Experiential travel is the new big thing. More and more people are keen on picking up a skill while on vacation. It enables them to get under the skin of the place and interact with the locals. A week-long cooking course on a farm in Italy, lassoing cattle at a ranch in Wyoming, or picking up Spanish in Santiago can be truly appealing.
This August, when we arrived in Kenya’s famed Masai Mara to catch the spectacle of the wildebeest migration, we had something new on the agenda — our family was accompanied by a professional wildlife cameraman, Warren Samuels, who showed us the finer points of filmmaking.
Warren is associated with a newcomer on the safari circuit, a set-up called Film Safaris Camp, where the emphasis on teaching filming and photography is just as great as the safari experience. The camp is sited under a copse of trees, with a slip of a river meandering behind, and wide open grasslands in front.
Six hexagon-shaped tents as well as a central dining and lounging area make the place a cosy home away from home. There was never a dull moment as the enormous vistas were constantly animated with dazzles of zebra, journeys of giraffe and all manner of wildlife.
Zooming and panning
Every morning and evening, we’d set off on our game drives. My video camera was connected to Warren’s monitor, and he could see exactly what I was filming. He guided me throughout: “Pan from left to right. Our eye is used to reading from left to right. Start with an interesting object, like a tree, and end with an elephant or a hill. Don’t zoom quite so much, it can be taxing on the viewer’s eye.”

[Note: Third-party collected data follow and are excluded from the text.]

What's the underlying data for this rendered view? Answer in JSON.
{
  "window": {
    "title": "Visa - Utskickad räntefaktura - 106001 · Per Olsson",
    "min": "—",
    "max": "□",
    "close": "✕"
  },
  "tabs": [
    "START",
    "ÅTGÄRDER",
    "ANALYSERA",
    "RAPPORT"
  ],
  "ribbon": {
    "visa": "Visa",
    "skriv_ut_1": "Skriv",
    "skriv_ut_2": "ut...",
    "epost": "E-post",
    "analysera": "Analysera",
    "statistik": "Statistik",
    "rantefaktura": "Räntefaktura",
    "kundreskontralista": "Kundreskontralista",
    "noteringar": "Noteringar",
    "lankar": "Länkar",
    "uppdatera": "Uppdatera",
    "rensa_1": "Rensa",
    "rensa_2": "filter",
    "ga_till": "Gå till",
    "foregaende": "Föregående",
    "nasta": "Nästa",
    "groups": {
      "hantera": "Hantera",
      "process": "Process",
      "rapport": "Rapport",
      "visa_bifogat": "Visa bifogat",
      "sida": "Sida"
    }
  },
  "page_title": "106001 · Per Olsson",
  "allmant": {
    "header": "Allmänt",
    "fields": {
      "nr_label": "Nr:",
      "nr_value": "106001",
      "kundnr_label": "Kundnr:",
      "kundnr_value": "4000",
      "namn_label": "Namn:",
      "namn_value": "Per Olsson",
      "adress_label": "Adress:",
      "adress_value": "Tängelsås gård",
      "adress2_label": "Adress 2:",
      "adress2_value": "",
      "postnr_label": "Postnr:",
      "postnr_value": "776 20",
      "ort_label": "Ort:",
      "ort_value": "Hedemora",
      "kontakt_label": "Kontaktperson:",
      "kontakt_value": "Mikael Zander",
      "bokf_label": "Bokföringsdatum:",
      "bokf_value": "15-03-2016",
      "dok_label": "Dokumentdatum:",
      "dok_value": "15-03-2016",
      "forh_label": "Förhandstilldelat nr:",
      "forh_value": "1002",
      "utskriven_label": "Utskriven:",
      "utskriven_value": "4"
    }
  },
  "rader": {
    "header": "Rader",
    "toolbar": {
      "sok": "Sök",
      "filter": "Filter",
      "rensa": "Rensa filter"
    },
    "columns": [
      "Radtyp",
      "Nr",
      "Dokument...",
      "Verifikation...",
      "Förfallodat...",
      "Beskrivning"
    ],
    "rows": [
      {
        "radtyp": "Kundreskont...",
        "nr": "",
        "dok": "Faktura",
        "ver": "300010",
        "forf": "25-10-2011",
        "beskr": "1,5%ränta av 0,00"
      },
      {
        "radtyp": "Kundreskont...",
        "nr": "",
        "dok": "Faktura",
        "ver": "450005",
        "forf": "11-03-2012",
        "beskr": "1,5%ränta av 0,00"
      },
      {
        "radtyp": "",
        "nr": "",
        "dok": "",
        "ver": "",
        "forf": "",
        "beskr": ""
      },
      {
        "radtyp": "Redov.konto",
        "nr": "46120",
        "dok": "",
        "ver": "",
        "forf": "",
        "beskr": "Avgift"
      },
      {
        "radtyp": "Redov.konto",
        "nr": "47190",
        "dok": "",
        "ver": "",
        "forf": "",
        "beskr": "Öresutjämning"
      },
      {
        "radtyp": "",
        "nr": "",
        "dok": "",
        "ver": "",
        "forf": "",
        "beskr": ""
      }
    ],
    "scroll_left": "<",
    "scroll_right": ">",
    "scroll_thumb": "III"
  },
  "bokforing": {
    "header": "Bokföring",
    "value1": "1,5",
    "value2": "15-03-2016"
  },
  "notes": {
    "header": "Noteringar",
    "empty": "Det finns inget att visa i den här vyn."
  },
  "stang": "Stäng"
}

Soon, I began to think about spacing, sequencing and story-building. Then Warren would turn his attention to my husband (wielding a digital camera) with “How about that flash diffuser? You could use some extra light now.” Shawn Hartley, the camp manager, is an excellent stills photographer. He joined us on several game drives, solving the hubby’s long-standing issue with pale, mid-day photos by suggesting underexposing by a few F stops. Back at camp, twizzling a glass of wine in the evenings, we’d view the day’s filming. Everyone would critique and admire the rushes. I had my first foray into editing and a week-long safari became 30 minutes of action-packed Jain family diaries.
A conservation success
The 30,000 acres of Olare Orock conservancy, where we were based, is a new extension of the Mara. The land has been recently leased from the Masai tribesmen and returned to the wild. It is now privately managed and run by people who care deeply about conservation.
Within months, the area, once over-grazed by cattle, has rejuvenated itself. The plains were spotted with wildebeests, and lions that would have been culled otherwise have formed prides and colonised the region. In the conservancy, we rediscovered the use of our legs on walks with an armed ranger.
We also took the spotlight and went on night drives that revealed genets, civets, bristling porcupines and a leopard on a hunt. For us, it was unalloyed delight. Nothing could be more riveting than the drama of life and death unfolding before us. Like us, Warren and Shaun never tire of the bush.
Twice, over dinner, when lions called in the cold, clear night, we spontaneously dropped our cutlery mid-meal and leapt into the jeep to go off and investigate. Both times, I forgot to grab my woolly fleece, but not my new best friend, the video camera.